The Spanish blood products multinational estimates an impact of 200M euros on its annual accounts due to the pandemic. More specifically, the impact will be reflected in the gross margin line in the firm’s H1’20 results statement. That said, it will not alter the income. This impact is related to the higher costs of access to plasma, its raw material. This is due to the lower amount of donations that the group received during the confinement period. For their part, fixed costs have remained unchanged. However, the group is observing a recovery in plasma volumes and expects to be at similar levels to those prior to the coronavirus “shortly.”
Taking into account the forecasts of Renta4’s experts:
“Net sales growth in 2020 would be 8%, and the impact on gross margin is approximately -3.5 pp (up to a margin of 42.4%). This is compared with our previous estimate of a flat gross margin of 46% (in line with Factset consensus).”
In any event, and with the aim of mitigating the impact of the pandemic, Grifols has implemented a 100 million euros plan to contain non-structural operating costs.
Given the low net impact of the provision, this news should not have an impact on the share price.
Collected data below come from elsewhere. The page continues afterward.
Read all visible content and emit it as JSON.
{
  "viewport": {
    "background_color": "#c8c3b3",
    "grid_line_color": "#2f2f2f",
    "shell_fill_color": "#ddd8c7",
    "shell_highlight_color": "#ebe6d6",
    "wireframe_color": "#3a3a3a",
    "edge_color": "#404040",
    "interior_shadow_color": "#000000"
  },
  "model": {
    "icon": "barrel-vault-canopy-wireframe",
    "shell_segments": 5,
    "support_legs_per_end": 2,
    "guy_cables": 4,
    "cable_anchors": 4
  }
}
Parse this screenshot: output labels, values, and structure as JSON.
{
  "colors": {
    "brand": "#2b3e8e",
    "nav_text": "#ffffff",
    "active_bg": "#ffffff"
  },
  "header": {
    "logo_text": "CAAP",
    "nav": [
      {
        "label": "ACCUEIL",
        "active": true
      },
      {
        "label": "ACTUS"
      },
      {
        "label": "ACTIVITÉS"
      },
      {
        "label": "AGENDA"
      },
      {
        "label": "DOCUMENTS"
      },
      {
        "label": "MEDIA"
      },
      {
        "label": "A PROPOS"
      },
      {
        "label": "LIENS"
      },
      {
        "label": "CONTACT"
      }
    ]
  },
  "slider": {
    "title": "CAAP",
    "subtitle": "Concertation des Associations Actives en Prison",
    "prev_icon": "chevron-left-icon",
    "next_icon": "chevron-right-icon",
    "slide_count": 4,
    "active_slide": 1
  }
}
According to Bankinter analysts:
“The cost savings plan is equivalent to 6.2% of our estimate for EBITDA 2020, 3.9% of stocks at 31 March and 0.6% of market capitalisation. Furthermore, the share price has dropped 6.8% in the last 30 days due to the intensification of trade negotiations between China and the US. So we do not believe this is a strong point in favour of selling the stock in the short term.”
Final details of the impacts on Grifols’ financial statements will be provided when the group’s results are released.
With regard to the fight against the coronavirus, Grifols has flagged that it has a comprehensive plan in place which includes the development of a diagnostic system and two treatments in the experimental phase.